The rules establish a two-tier approach to whereabouts filing with players who would be tested falling under two main pools: the International Registered Testing Pool (IRTP) and the National Player Pool (NPP).
Players who are known offenders or who may be of higher risk will be in IRTP. Players in NPP, which will comprise 88 internationals (11 from each of top-eight ODI teams according to ICC rankings), will need to submit "cricket whereabouts information" rather than that of their personal whereabouts.
The majority of the players will be in the NPP, where they would be tested exclusively when they are in a team environment -- like when they are playing, on a tour, at a training camp or travelling with the team. Instead of the player doing it individually, the team management will file the whereabouts information for the player.
The "whereabouts" clause under the WADA required 11 players to be nominated to the international testing pool to reveal to an ICC-nominated officer before every quarter details of their whereabouts for an hour every day for three months to facilitate out-of-competition testing.
Top Indian players, including Sachin Tendulkar, had raised fears concerning their personal security.
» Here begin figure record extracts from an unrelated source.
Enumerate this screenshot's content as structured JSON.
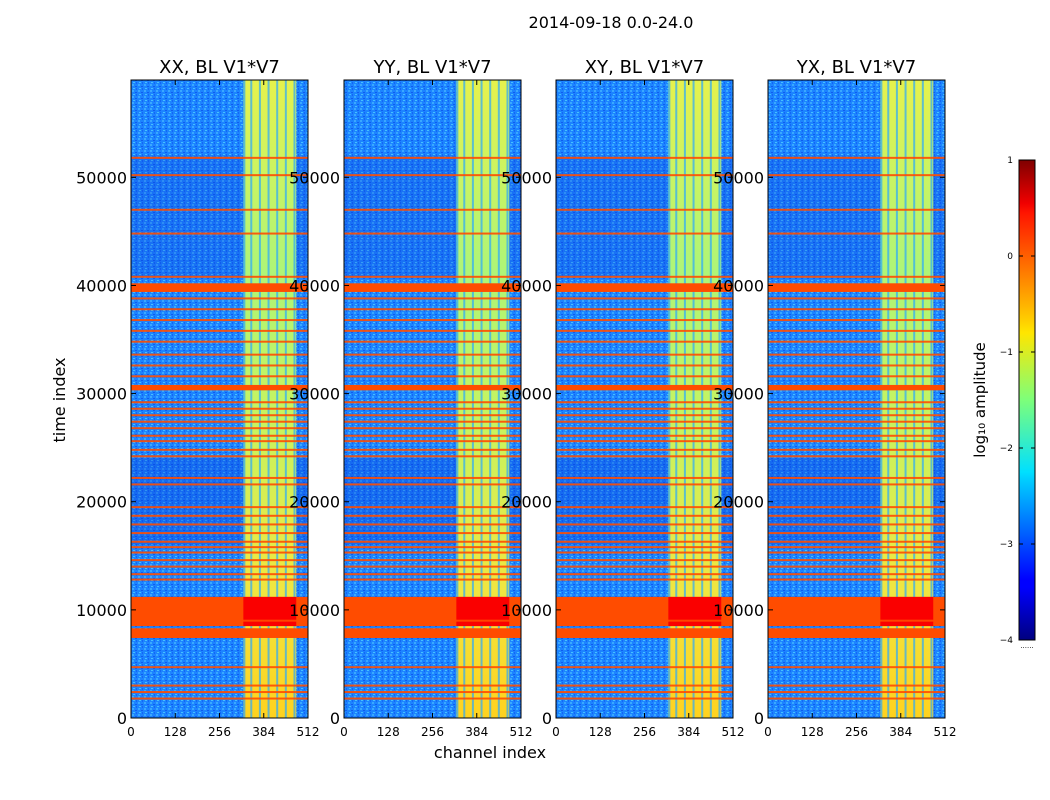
{
  "chart_data": {
    "type": "heatmap",
    "suptitle": "2014-09-18 0.0-24.0",
    "xlabel": "channel index",
    "ylabel": "time index",
    "xlim": [
      0,
      512
    ],
    "ylim": [
      0,
      59000
    ],
    "xticks": [
      0,
      128,
      256,
      384,
      512
    ],
    "yticks": [
      0,
      10000,
      20000,
      30000,
      40000,
      50000
    ],
    "colormap": "jet",
    "colorbar": {
      "label": "log₁₀ amplitude",
      "range": [
        -4,
        1
      ],
      "ticks": [
        1,
        0,
        -1,
        -2,
        -3,
        -4
      ],
      "tick_labels": [
        "1",
        "0",
        "−1",
        "−2",
        "−3",
        "−4"
      ],
      "extra_label": "......"
    },
    "panels": [
      {
        "title": "XX, BL V1*V7"
      },
      {
        "title": "YY, BL V1*V7"
      },
      {
        "title": "XY, BL V1*V7"
      },
      {
        "title": "YX, BL V1*V7"
      }
    ],
    "features": {
      "background_log_amplitude": -2.7,
      "band_channel_range": [
        325,
        478
      ],
      "band_log_amplitude": -1.3,
      "flagged_rows_time_index": [
        1800,
        2400,
        3000,
        4700,
        9000,
        12800,
        13300,
        14000,
        14600,
        15300,
        15800,
        16300,
        17100,
        17900,
        18700,
        19500,
        21600,
        22200,
        24200,
        24800,
        25600,
        26100,
        26800,
        27400,
        28000,
        28600,
        29200,
        31600,
        32600,
        33600,
        34800,
        35800,
        36800,
        37800,
        38800,
        40800,
        44800,
        47000,
        50200,
        51800
      ],
      "flagged_blocks_time_index": [
        [
          7400,
          8300
        ],
        [
          30300,
          30800
        ],
        [
          39400,
          40200
        ]
      ],
      "strong_rfi_block_time_index": [
        8500,
        11200
      ],
      "flagged_log_amplitude": 0.0,
      "rfi_log_amplitude": 0.4
    }
  }
}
The Indian board supported its players and raised objection to the clause, citing it went against the country's constitution.
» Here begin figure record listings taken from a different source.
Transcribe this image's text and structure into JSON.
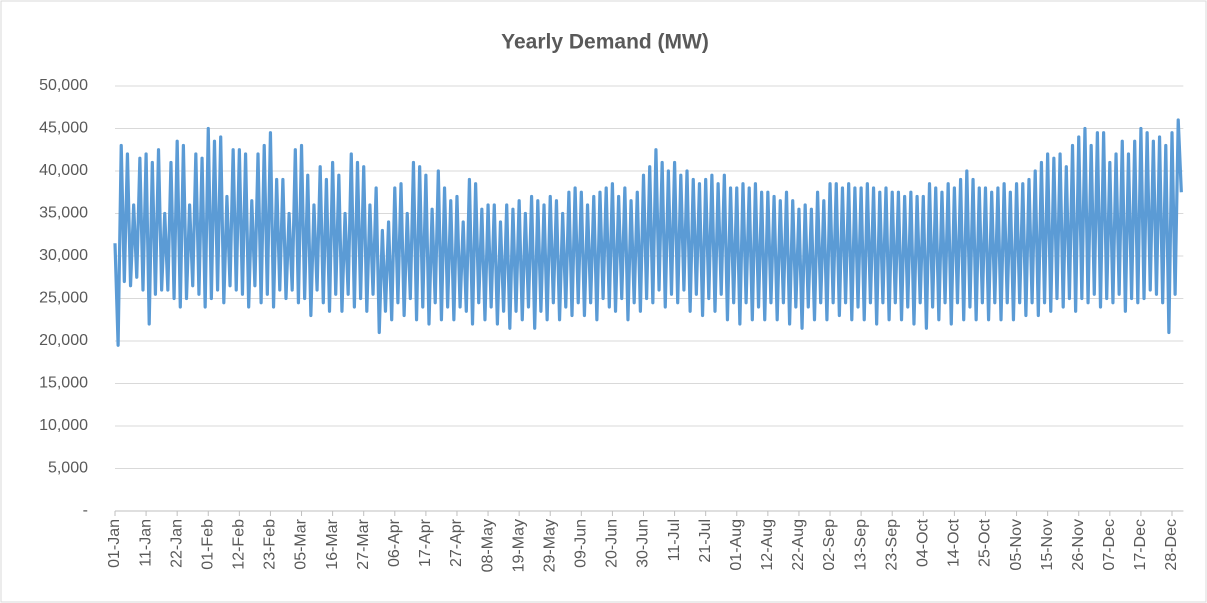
{
  "chart_data": {
    "type": "line",
    "title": "Yearly Demand (MW)",
    "color": "#5b9bd5",
    "grid": true,
    "ylim": [
      0,
      50000
    ],
    "yticks": [
      {
        "value": 0,
        "label": "-"
      },
      {
        "value": 5000,
        "label": "5,000"
      },
      {
        "value": 10000,
        "label": "10,000"
      },
      {
        "value": 15000,
        "label": "15,000"
      },
      {
        "value": 20000,
        "label": "20,000"
      },
      {
        "value": 25000,
        "label": "25,000"
      },
      {
        "value": 30000,
        "label": "30,000"
      },
      {
        "value": 35000,
        "label": "35,000"
      },
      {
        "value": 40000,
        "label": "40,000"
      },
      {
        "value": 45000,
        "label": "45,000"
      },
      {
        "value": 50000,
        "label": "50,000"
      }
    ],
    "categories": [
      "01-Jan",
      null,
      null,
      null,
      null,
      null,
      null,
      null,
      null,
      null,
      "11-Jan",
      null,
      null,
      null,
      null,
      null,
      null,
      null,
      null,
      null,
      "22-Jan",
      null,
      null,
      null,
      null,
      null,
      null,
      null,
      null,
      null,
      "01-Feb",
      null,
      null,
      null,
      null,
      null,
      null,
      null,
      null,
      null,
      "12-Feb",
      null,
      null,
      null,
      null,
      null,
      null,
      null,
      null,
      null,
      "23-Feb",
      null,
      null,
      null,
      null,
      null,
      null,
      null,
      null,
      null,
      "05-Mar",
      null,
      null,
      null,
      null,
      null,
      null,
      null,
      null,
      null,
      "16-Mar",
      null,
      null,
      null,
      null,
      null,
      null,
      null,
      null,
      null,
      "27-Mar",
      null,
      null,
      null,
      null,
      null,
      null,
      null,
      null,
      null,
      "06-Apr",
      null,
      null,
      null,
      null,
      null,
      null,
      null,
      null,
      null,
      "17-Apr",
      null,
      null,
      null,
      null,
      null,
      null,
      null,
      null,
      null,
      "27-Apr",
      null,
      null,
      null,
      null,
      null,
      null,
      null,
      null,
      null,
      "08-May",
      null,
      null,
      null,
      null,
      null,
      null,
      null,
      null,
      null,
      "19-May",
      null,
      null,
      null,
      null,
      null,
      null,
      null,
      null,
      null,
      "29-May",
      null,
      null,
      null,
      null,
      null,
      null,
      null,
      null,
      null,
      "09-Jun",
      null,
      null,
      null,
      null,
      null,
      null,
      null,
      null,
      null,
      "20-Jun",
      null,
      null,
      null,
      null,
      null,
      null,
      null,
      null,
      null,
      "30-Jun",
      null,
      null,
      null,
      null,
      null,
      null,
      null,
      null,
      null,
      "11-Jul",
      null,
      null,
      null,
      null,
      null,
      null,
      null,
      null,
      null,
      "21-Jul",
      null,
      null,
      null,
      null,
      null,
      null,
      null,
      null,
      null,
      "01-Aug",
      null,
      null,
      null,
      null,
      null,
      null,
      null,
      null,
      null,
      "12-Aug",
      null,
      null,
      null,
      null,
      null,
      null,
      null,
      null,
      null,
      "22-Aug",
      null,
      null,
      null,
      null,
      null,
      null,
      null,
      null,
      null,
      "02-Sep",
      null,
      null,
      null,
      null,
      null,
      null,
      null,
      null,
      null,
      "13-Sep",
      null,
      null,
      null,
      null,
      null,
      null,
      null,
      null,
      null,
      "23-Sep",
      null,
      null,
      null,
      null,
      null,
      null,
      null,
      null,
      null,
      "04-Oct",
      null,
      null,
      null,
      null,
      null,
      null,
      null,
      null,
      null,
      "14-Oct",
      null,
      null,
      null,
      null,
      null,
      null,
      null,
      null,
      null,
      "25-Oct",
      null,
      null,
      null,
      null,
      null,
      null,
      null,
      null,
      null,
      "05-Nov",
      null,
      null,
      null,
      null,
      null,
      null,
      null,
      null,
      null,
      "15-Nov",
      null,
      null,
      null,
      null,
      null,
      null,
      null,
      null,
      null,
      "26-Nov",
      null,
      null,
      null,
      null,
      null,
      null,
      null,
      null,
      null,
      "07-Dec",
      null,
      null,
      null,
      null,
      null,
      null,
      null,
      null,
      null,
      "17-Dec",
      null,
      null,
      null,
      null,
      null,
      null,
      null,
      null,
      null,
      "28-Dec",
      null,
      null,
      null
    ],
    "values": [
      31500,
      19500,
      43000,
      27000,
      42000,
      26500,
      36000,
      27500,
      41500,
      26000,
      42000,
      22000,
      41000,
      25500,
      42500,
      26000,
      35000,
      26000,
      41000,
      25000,
      43500,
      24000,
      43000,
      25000,
      36000,
      26500,
      42000,
      25500,
      41500,
      24000,
      45000,
      25000,
      43500,
      26000,
      44000,
      24500,
      37000,
      26500,
      42500,
      26000,
      42500,
      25500,
      42000,
      24000,
      36500,
      26500,
      42000,
      24500,
      43000,
      25500,
      44500,
      24000,
      39000,
      26000,
      39000,
      25000,
      35000,
      26000,
      42500,
      24500,
      43000,
      25000,
      39500,
      23000,
      36000,
      26000,
      40500,
      24500,
      39000,
      23500,
      41000,
      25500,
      39500,
      23500,
      35000,
      25500,
      42000,
      24000,
      41000,
      25000,
      40500,
      23500,
      36000,
      25500,
      38000,
      21000,
      33000,
      23500,
      34000,
      22500,
      38000,
      24500,
      38500,
      23000,
      35000,
      25000,
      41000,
      22500,
      40500,
      24000,
      39500,
      22000,
      35500,
      24500,
      40000,
      22500,
      38000,
      24000,
      36500,
      22500,
      37000,
      24000,
      34000,
      23500,
      39000,
      22000,
      38500,
      24500,
      35500,
      22500,
      36000,
      24000,
      36000,
      22000,
      34000,
      23500,
      36000,
      21500,
      35500,
      23500,
      36500,
      22500,
      35000,
      24000,
      37000,
      21500,
      36500,
      23500,
      36000,
      22500,
      37000,
      24500,
      36500,
      22500,
      35000,
      24000,
      37500,
      23000,
      38000,
      24500,
      37500,
      23000,
      36000,
      24500,
      37000,
      22500,
      37500,
      25000,
      38000,
      24000,
      38500,
      23500,
      37000,
      25000,
      38000,
      22500,
      36500,
      24500,
      37500,
      23500,
      39500,
      25000,
      40500,
      24500,
      42500,
      26000,
      41000,
      24000,
      40000,
      25500,
      41000,
      24500,
      39500,
      26000,
      40000,
      23500,
      39000,
      25500,
      38500,
      23000,
      39000,
      25000,
      39500,
      23500,
      38500,
      25500,
      39500,
      22500,
      38000,
      24500,
      38000,
      22000,
      38500,
      24500,
      38000,
      22500,
      38500,
      24000,
      37500,
      22500,
      37500,
      24500,
      37000,
      22500,
      36500,
      24500,
      37500,
      22000,
      36500,
      24000,
      35500,
      21500,
      36000,
      24000,
      35500,
      22500,
      37500,
      24500,
      36500,
      22500,
      38500,
      24500,
      38500,
      23000,
      38000,
      24500,
      38500,
      22500,
      38000,
      24000,
      38000,
      22500,
      38500,
      24500,
      38000,
      22000,
      37500,
      24500,
      38000,
      22500,
      37500,
      24500,
      37500,
      22500,
      37000,
      24000,
      37500,
      22000,
      37000,
      24500,
      37000,
      21500,
      38500,
      24000,
      38000,
      22500,
      37500,
      24500,
      38500,
      22000,
      38000,
      24500,
      39000,
      22500,
      40000,
      24000,
      39000,
      22500,
      38000,
      24500,
      38000,
      22500,
      37500,
      24500,
      38000,
      22500,
      38500,
      24500,
      37500,
      22500,
      38500,
      24500,
      38500,
      23000,
      39000,
      24500,
      40000,
      23000,
      41000,
      24500,
      42000,
      23500,
      41500,
      25000,
      42000,
      24000,
      40500,
      25000,
      43000,
      23500,
      44000,
      25000,
      45000,
      24500,
      43000,
      25500,
      44500,
      24000,
      44500,
      25000,
      41000,
      24500,
      42000,
      25500,
      43500,
      23500,
      42000,
      25000,
      43500,
      24500,
      45000,
      25000,
      44500,
      26000,
      43500,
      25500,
      44000,
      24500,
      43000,
      21000,
      44500,
      25500,
      46000,
      37500
    ]
  }
}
After lengthy discussions with the member cricket boards, the ICC came out an Anti-Doping Rule in its Singapore annual conference early this month.
"The ICC whereabouts rules will strengthen our out-of-competition testing programme as we strive to ensure that cricket remains drug-free. After a long and thorough process, we now have a tough and practical set of rules that will support our zero-tolerance approach to doping in our great sport," ICC Chief Executive Haroon Lorgat said.
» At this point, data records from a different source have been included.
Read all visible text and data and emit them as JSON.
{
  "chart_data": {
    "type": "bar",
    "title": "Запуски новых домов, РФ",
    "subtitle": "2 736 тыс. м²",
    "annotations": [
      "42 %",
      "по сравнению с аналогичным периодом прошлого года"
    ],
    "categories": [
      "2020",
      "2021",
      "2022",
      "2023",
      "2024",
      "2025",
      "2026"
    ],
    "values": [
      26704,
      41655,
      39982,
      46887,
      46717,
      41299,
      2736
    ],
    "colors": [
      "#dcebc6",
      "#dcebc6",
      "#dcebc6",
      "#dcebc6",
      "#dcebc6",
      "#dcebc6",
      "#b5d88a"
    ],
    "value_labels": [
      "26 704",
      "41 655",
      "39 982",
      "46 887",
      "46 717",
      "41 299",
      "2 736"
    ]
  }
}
"We know this is a complex area for players and administrators and I wish to thank all our Members for their willingness to find a workable solution. All of us are now satisfied that we have a code and rules that will support out-of-competition testing and protect international cricket from those who wish to cheat," Lorgat said.
"Our next steps are to educate the relevant players and administrators so that they understand their responsibilities under the new rules followed by 'live' implementation shortly thereafter," he added.
WADA Director General David Howman said, "The World Anti-Doping Agency congratulates the International Cricket Council for agreeing its new 'whereabouts rules'. It is another sign from cricket's governing body that it is serious about protecting the integrity of the sport. It will mean that the ICC's out-of-competition testing programme, under which any player can be tested at any time, will now be strengthened and it is a good step forward for cricket."
The ICC became a signatory to the WADA Code in November 2006 in order to enhance cricket's credibility as a global sport and to satisfy mandatory requirements for participating in events like the Olympics.